AI/SI – O senhor acredita no poder dos Bric’s para sustentar e alavancar a economia mundial? Você concorda com Jim O’Neil (criador do acrônimo Bric), que declarou para a mesma revista que o bloco “é um bom mecanismo para pressionar os países ricos a mudarem seu papel na administração da economia global mais radicalmente?

Amorim – Acredito que em algum sentido sim. Acho que a importância do bloco dos emergentes em geral só vai aumentar. Recentemente, saiu uma notícia que a participação dos emergentes no Banco Mundial vai aumentar em cerca de 3%. A brasileira vai aumentar um pouquinho, a chinesa vai aumentar bastante, e o efeito disso, cada vez mais, é que os países emergentes, em especial os do Bric, vão sim ter mais peso nas negociações. No futuro, a participação dos emergentes em todas as instituições internacionais vai aumentar. Por uma razão muito simples. Hoje, a maior parte das reservas internacionais mundiais, e para ser mais específico 85% delas, está em países emergentes. Isso significa o seguinte: dinheiro para financiar FMI, Banco Mundial, o que for, vai ter que sair dos países emergentes. Metade está nos Bric´s. Acho que até mais do que a metade. O efeito dessa história é que se você não der mais participação para esses países não vai ter dinheiro para essas instituições. O que vai acabar acontecendo é que os países emergentes vão acabar criando o “banco dos países emergentes”, que vai se tornar mais importante que o FMI, que o Banco Mundial. Então, até para evitar que isso aconteça, os países desenvolvidos vão abrir espaço para os Bric´s.

AI/SI – Falou-se até na criação de uma moeda única para os Brics…
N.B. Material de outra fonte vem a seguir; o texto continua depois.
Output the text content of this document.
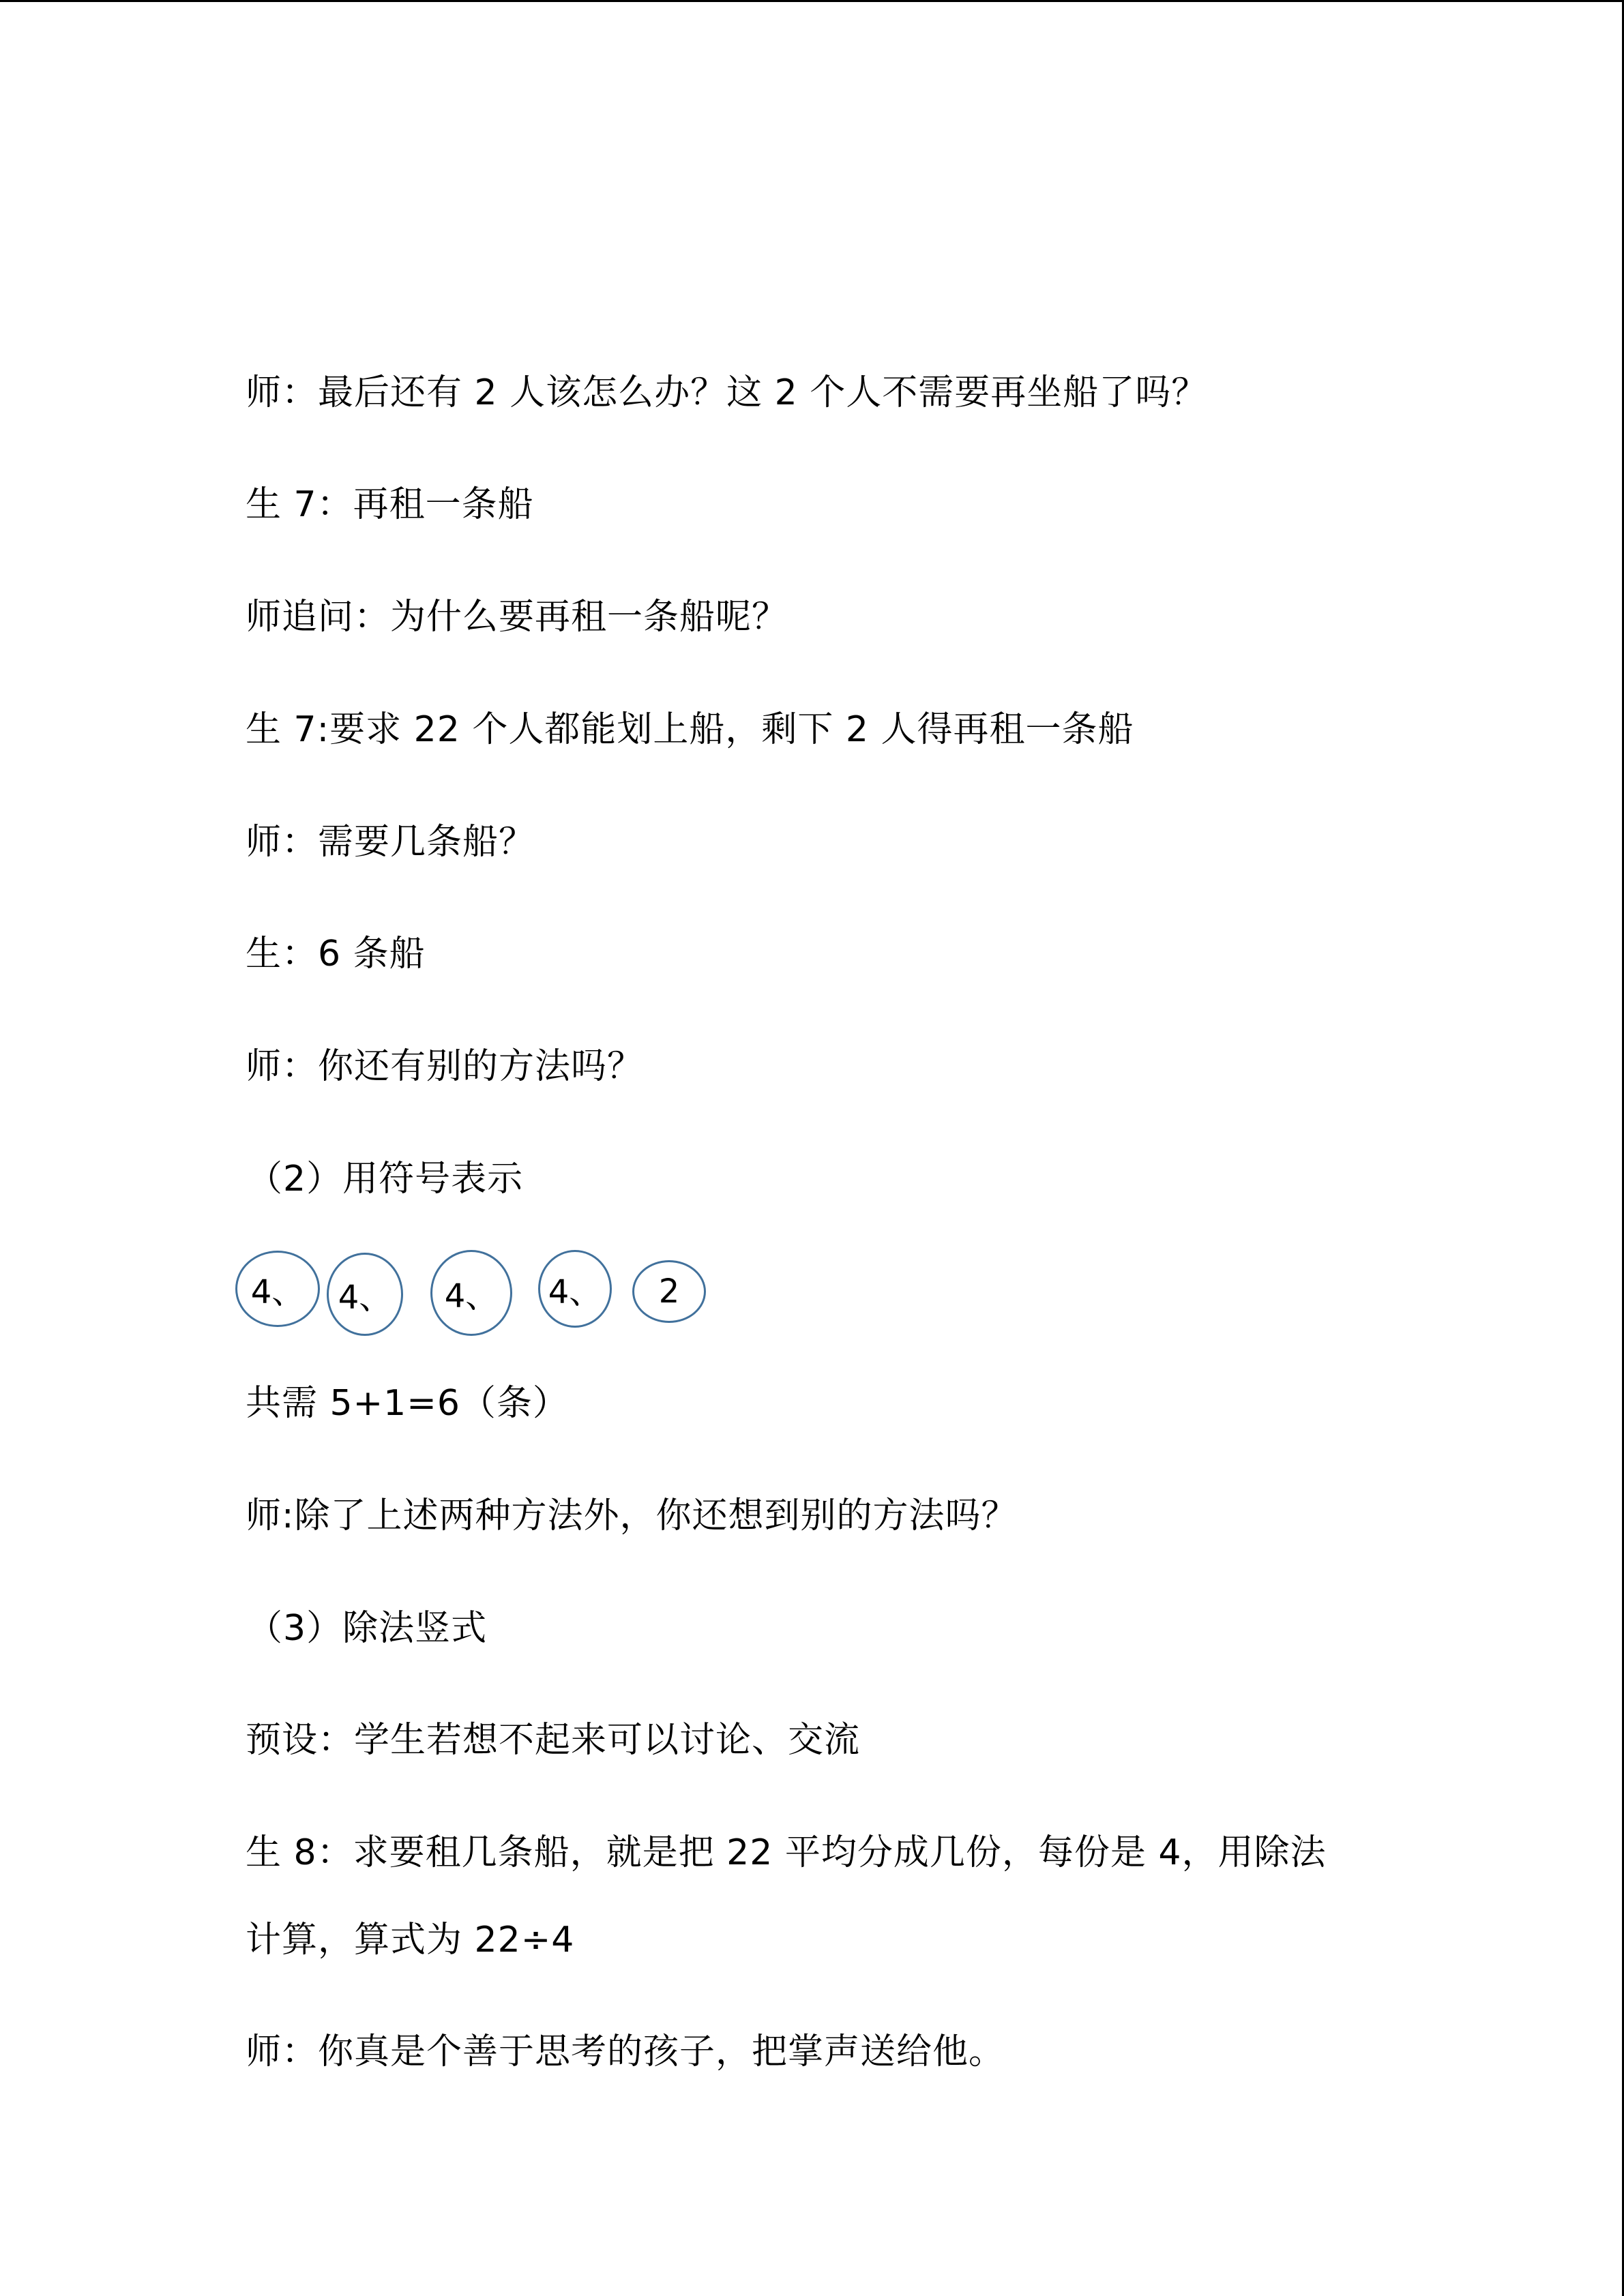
师：最后还有 2 人该怎么办？这 2 个人不需要再坐船了吗？
生 7：再租一条船
师追问：为什么要再租一条船呢？
生 7:要求 22 个人都能划上船，剩下 2 人得再租一条船
师：需要几条船？
生：6 条船
师：你还有别的方法吗？
（2）用符号表示
4、 4、 4、 4、 2
共需 5+1=6（条）
师:除了上述两种方法外，你还想到别的方法吗？
（3）除法竖式
预设：学生若想不起来可以讨论、交流
生 8：求要租几条船，就是把 22 平均分成几份，每份是 4，用除法
计算，算式为 22÷4
师：你真是个善于思考的孩子，把掌声送给他。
Amorim – Eu não acredito na formação de uma moeda. Acho improvável que isso aconteça. O mundo vai enfrentar um grande desafio nos próximos anos. As moedas tradicionais estão todas fracas. Hoje, a mais fraca delas é o euro. A Europa está passando um problema muito complicado e que não vai se resolver tão cedo. As outras moedas europeias como o franco, libra esterlina, não estão melhores, o dólar não é uma boa opção, já que os EUA têm emitido muito dólar e emitido muita dívida e isso significa que a moeda deve se desvalorizar ao longo do tempo. O yen é uma opção pior ainda. Então não sobra nenhuma das moedas tradicionais. O que teria que acontecer é que uma outra moeda deveria ganhar espaço. E esse ajuste não está muito claro. Teoricamente, a mais forte candidata é o yuan, a moeda chinesa, mas hoje ainda há uma série de restrições a negociações com o yuan e não dá para isso acontecer. Tem um pessoal que fala que seria possível usar a moeda do FMI, que na verdade é uma cesta de moedas, que eles chamam de DES – Depósito Especial do Saque. Não está muito claro o que vai acontecer, mas que devemos ter outra, ou outras moedas, ganhando força parece provável.
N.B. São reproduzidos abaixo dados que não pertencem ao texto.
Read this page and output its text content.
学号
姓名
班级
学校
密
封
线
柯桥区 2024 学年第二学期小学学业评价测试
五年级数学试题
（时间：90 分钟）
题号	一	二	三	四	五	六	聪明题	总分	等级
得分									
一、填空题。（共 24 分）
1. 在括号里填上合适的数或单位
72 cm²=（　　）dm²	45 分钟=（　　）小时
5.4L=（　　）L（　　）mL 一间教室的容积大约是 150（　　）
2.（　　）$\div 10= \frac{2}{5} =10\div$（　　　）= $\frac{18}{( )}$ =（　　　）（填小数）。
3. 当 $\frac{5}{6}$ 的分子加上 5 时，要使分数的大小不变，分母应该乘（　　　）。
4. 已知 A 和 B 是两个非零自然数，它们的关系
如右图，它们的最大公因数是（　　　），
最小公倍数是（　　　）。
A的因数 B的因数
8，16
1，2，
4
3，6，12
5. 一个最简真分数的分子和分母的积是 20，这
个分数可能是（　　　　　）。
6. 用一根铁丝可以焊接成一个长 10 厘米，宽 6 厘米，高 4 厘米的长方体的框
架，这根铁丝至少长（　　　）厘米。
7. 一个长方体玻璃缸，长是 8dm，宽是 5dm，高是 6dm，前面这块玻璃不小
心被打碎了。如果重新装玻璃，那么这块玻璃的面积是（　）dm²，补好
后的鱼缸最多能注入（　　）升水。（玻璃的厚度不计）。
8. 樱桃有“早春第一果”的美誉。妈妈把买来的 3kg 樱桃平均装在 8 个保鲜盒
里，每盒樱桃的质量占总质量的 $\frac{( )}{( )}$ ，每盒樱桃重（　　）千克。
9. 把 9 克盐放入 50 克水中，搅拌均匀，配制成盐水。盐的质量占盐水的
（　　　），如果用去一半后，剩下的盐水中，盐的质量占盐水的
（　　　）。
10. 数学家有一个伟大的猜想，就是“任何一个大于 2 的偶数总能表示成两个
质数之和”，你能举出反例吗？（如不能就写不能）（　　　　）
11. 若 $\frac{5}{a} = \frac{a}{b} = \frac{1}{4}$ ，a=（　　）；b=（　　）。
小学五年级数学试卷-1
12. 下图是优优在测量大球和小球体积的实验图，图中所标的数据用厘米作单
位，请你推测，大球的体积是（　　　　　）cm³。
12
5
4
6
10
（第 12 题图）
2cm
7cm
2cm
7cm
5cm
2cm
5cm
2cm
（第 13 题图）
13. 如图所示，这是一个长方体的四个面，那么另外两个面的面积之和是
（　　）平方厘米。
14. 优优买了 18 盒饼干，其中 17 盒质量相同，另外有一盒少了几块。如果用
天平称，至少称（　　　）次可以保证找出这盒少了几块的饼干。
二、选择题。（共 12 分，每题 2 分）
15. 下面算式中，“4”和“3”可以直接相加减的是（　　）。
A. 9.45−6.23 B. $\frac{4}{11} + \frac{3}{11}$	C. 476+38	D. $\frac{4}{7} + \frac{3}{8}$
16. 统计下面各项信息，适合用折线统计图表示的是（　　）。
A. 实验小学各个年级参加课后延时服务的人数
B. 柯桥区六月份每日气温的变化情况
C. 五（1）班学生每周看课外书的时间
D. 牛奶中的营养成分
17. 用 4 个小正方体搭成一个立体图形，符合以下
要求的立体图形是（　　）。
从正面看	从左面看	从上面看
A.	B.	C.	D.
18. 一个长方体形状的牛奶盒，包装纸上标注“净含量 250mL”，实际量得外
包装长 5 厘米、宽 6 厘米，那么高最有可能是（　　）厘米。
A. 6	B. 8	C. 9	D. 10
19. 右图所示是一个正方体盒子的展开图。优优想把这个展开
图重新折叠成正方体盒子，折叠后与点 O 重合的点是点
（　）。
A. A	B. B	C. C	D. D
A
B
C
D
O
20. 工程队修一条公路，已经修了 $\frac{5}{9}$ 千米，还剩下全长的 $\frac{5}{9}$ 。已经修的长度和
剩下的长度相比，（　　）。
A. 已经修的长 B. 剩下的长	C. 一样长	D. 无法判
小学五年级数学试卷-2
Hoje, não vejo coordenação para criar uma moeda única dos Bric´s. Até porque existem interesses antagônicos. A China, por exemplo, tem uma política cambial para manter a moeda mais fraca do que ela deveria ser como forma de estimular suas exportações. Moeda comum acabaria limitando isso. Então não acredito que isso vá acontecer. 

AI/SI – Ainda voltando a essa questão da rivalidade. Outro ponto de discórdia entre os Bric, de acordo com a reportagem da revista The Economist, estaria ligada às questões climáticas, uma vez que a Rússia estaria inserida junto às nações industralizadas pelo Protocolo de Kyoto, com obrigações que os outros membros não possuem. Isto realmente confere?

Amorim – Há várias fontes de atritos e diferenças. O frango é um bom exemplo. A Rússia tem uma posição completamente oposta à brasileira. Os interesses são antagônicos. O exemplo do Protocolo de Kyoto é um bom exemplo. Mas há outros como o Conselho de Segurança da ONU. Você tem a China, a Rússia e não tem a Índia e o Brasil. Países nucleares: você tem Índia, China e Rússia, mas o Brasil não é uma potência nuclear. Então, sob cada um dos aspectos há diferenças. Acho que especificamente o Protocolo de Kyoto, a grande dificuldade é que temos uma situação na qual a maior parte da poluição do mundo hoje é feita nos países ricos e não nos pobres. Simplesmente porque o consumo é maior e gera mais poluição. Os países ricos, por outro lado, corretamente dizem que não incluir os países desenvolvidos na luta contra a devastação ambiental e a poluição não vai funcionar. E eles estão corretos, porque o que vai acontecer é que o crescimento dos países emergentes vai aumentar o consumo e isso vai tornar os desafios ecológicos ainda maiores, ainda mais prementes. Então, a sensação que tenho é que é difícil chegar num acordo porque ambos os lados têm razão. E especificamente neste caso, a Rússia está entre os desenvolvidos. Então acho que vai ser uma situação muito complicada. A China, por exemplo, já é a maior emissora de gás carbono mundial. Então, você não incluí-la é um absurdo. Por outro lado, os chineses dizem, e com razão, que a geração per capita de gás carbônico na China é imensamente menor do que nos EUA e que o limite deveria ser per capita. E acho que os chineses estão certos. O problema é que para colocar um limite per capita seria necessário ter uma imensa redução dos países ricos. Coisa que parece não ser politicamente viável. Então, para ser franco, do lado de sustentabilidade eu sou extremamente otimista em um dos seus parâmetros que é o social. O que está acontecendo é que os países que mais crescem são os mais pobres e você vê isso dentro do próprio Brasil. Então, a situação social no mundo está melhorando e acho que vai continuar a melhorar. A contrapartida disso é que a situação ecológica vai piorar. Porque muitas pessoas que não tinham acesso ao consumo agora têm e, por extensão, passam a poluir mais do que poluíam antes. Então, eu me preocupo muito com essa questão ecológica. 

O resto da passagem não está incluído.